KRAKOW, Poland — NATO defense ministers concluded two days of talks here on Friday amid indications that few allies were willing to offer significant numbers of additional combat troops for Afghanistan, but that some might seek to compensate by deploying more civilians to train local security forces and build the country’s economy.
The announcement this week that the Obama administration would send 17,000 more American troops to Afghanistan by summer was met with formal offers from allies of a few hundred additional troops of their own.
Defense Secretary Robert M. Gates, speaking at the end of the session, stressed the importance of having enough troops on the ground to guarantee that national elections in Afghanistan, now set for August, are safe and credible.
He went out of his way to compliment a handful of countries that, like the United States, have contributed troops and civilian development teams. But in a tacit acknowledgment that other countries would be unwilling or unable to send more combat forces, Mr. Gates appealed for them to send civilians to carry out important, noncombat development tasks.
NATO’s supreme allied commander, Gen. John Craddock, said he left the session optimistic that two to three additional battalions — totaling perhaps a few thousand troops in all — would be sent by allies in time for the elections.

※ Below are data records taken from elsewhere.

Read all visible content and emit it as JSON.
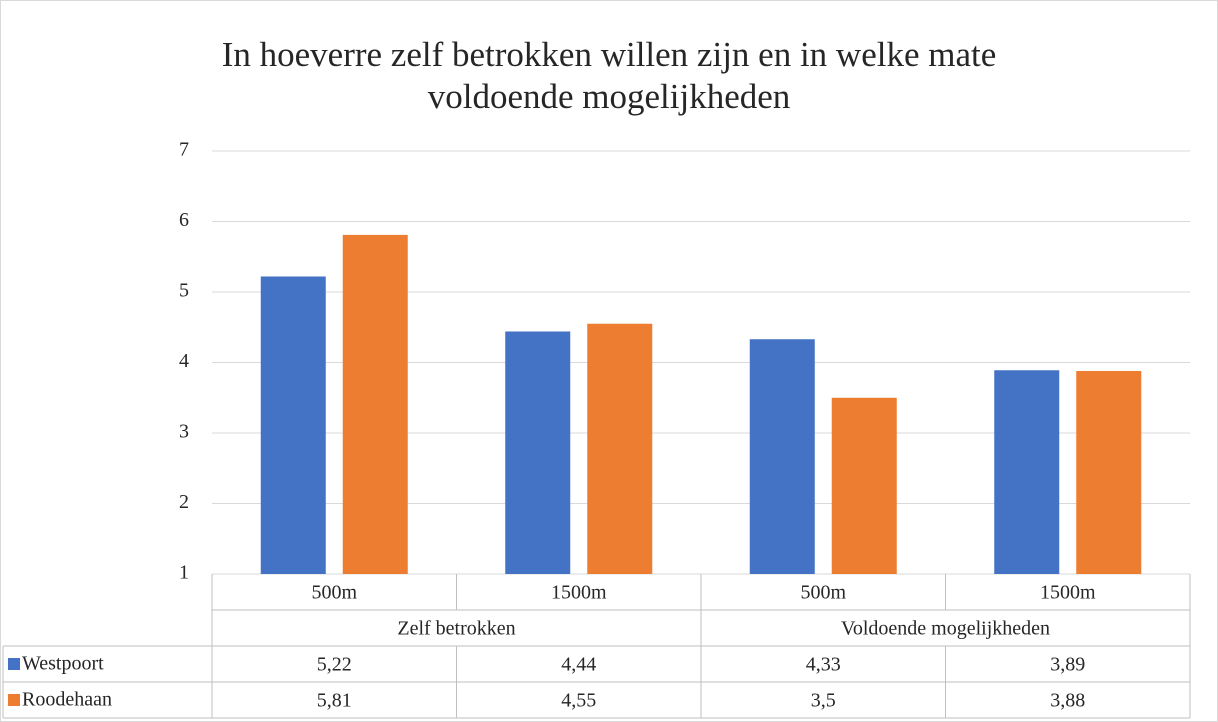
{
  "chart_data": {
    "type": "bar",
    "title": "In hoeverre zelf betrokken willen zijn en in welke mate voldoende mogelijkheden",
    "categories": [
      "500m",
      "1500m",
      "500m",
      "1500m"
    ],
    "category_groups": [
      "Zelf betrokken",
      "Voldoende mogelijkheden"
    ],
    "series": [
      {
        "name": "Westpoort",
        "color": "#4472c4",
        "values": [
          5.22,
          4.44,
          4.33,
          3.89
        ],
        "value_labels": [
          "5,22",
          "4,44",
          "4,33",
          "3,89"
        ]
      },
      {
        "name": "Roodehaan",
        "color": "#ed7d31",
        "values": [
          5.81,
          4.55,
          3.5,
          3.88
        ],
        "value_labels": [
          "5,81",
          "4,55",
          "3,5",
          "3,88"
        ]
      }
    ],
    "ylim": [
      1,
      7
    ],
    "yticks": [
      1,
      2,
      3,
      4,
      5,
      6,
      7
    ],
    "grid": true,
    "data_table": true
  }
}
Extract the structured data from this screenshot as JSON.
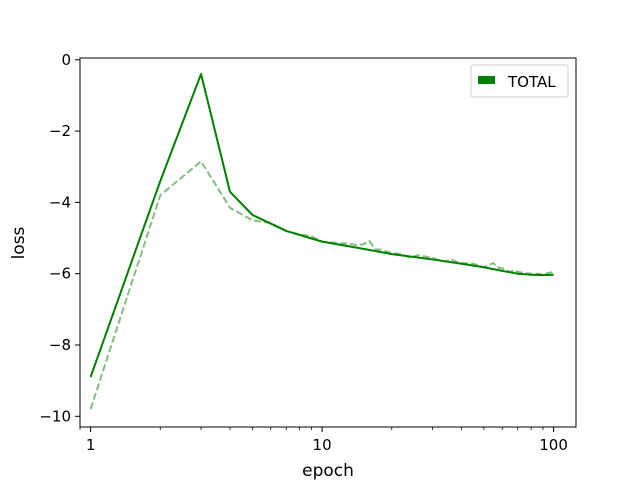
{
  "chart_data": {
    "type": "line",
    "title": "",
    "xlabel": "epoch",
    "ylabel": "loss",
    "xscale": "log",
    "xlim": [
      0.9,
      125
    ],
    "ylim": [
      -10.3,
      0.05
    ],
    "grid": false,
    "legend_placement": "top-right",
    "legend": [
      "TOTAL"
    ],
    "x_ticks": [
      1,
      10,
      100
    ],
    "x_tick_labels": [
      "1",
      "10",
      "100"
    ],
    "y_ticks": [
      0,
      -2,
      -4,
      -6,
      -8,
      -10
    ],
    "y_tick_labels": [
      "0",
      "−2",
      "−4",
      "−6",
      "−8",
      "−10"
    ],
    "series": [
      {
        "name": "TOTAL",
        "style": "solid",
        "color": "#008000",
        "x": [
          1,
          2,
          3,
          4,
          5,
          7,
          10,
          15,
          20,
          30,
          40,
          50,
          60,
          70,
          80,
          90,
          100
        ],
        "y": [
          -8.9,
          -3.4,
          -0.4,
          -3.7,
          -4.35,
          -4.8,
          -5.1,
          -5.3,
          -5.45,
          -5.6,
          -5.72,
          -5.82,
          -5.92,
          -6.0,
          -6.03,
          -6.04,
          -6.03
        ]
      },
      {
        "style": "dashed",
        "color": "#008000",
        "opacity": 0.5,
        "x": [
          1,
          2,
          3,
          4,
          5,
          6,
          7,
          8,
          9,
          10,
          11,
          12,
          13,
          14,
          15,
          16,
          17,
          18,
          19,
          20,
          22,
          24,
          26,
          28,
          30,
          32,
          34,
          36,
          38,
          40,
          45,
          50,
          55,
          57,
          60,
          65,
          68,
          70,
          75,
          80,
          85,
          90,
          95,
          100
        ],
        "y": [
          -9.8,
          -3.8,
          -2.85,
          -4.15,
          -4.5,
          -4.58,
          -4.8,
          -4.9,
          -4.95,
          -5.1,
          -5.12,
          -5.15,
          -5.15,
          -5.2,
          -5.18,
          -5.08,
          -5.32,
          -5.32,
          -5.38,
          -5.42,
          -5.45,
          -5.55,
          -5.48,
          -5.52,
          -5.55,
          -5.62,
          -5.66,
          -5.6,
          -5.66,
          -5.7,
          -5.72,
          -5.82,
          -5.7,
          -5.82,
          -5.85,
          -5.95,
          -5.9,
          -5.95,
          -5.98,
          -6.0,
          -6.0,
          -6.02,
          -5.98,
          -5.95
        ]
      }
    ]
  }
}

General Craddock said that one option under consideration was for countries whose troops are now assigned to the NATO rapid reaction force, which is not deployed, to send those forces to Afghanistan for duty before and during the elections.
In an interview, General Craddock said the alliance’s new counternarcotics policies were showing results. Under plans now being put into effect, NATO military forces can attack drug lords, drug factories and traffickers if they are helping to finance the insurgency.
General Craddock said that in recent weeks four operations had been carried out to destroy 11 laboratories, with narcotics valued at $500 million.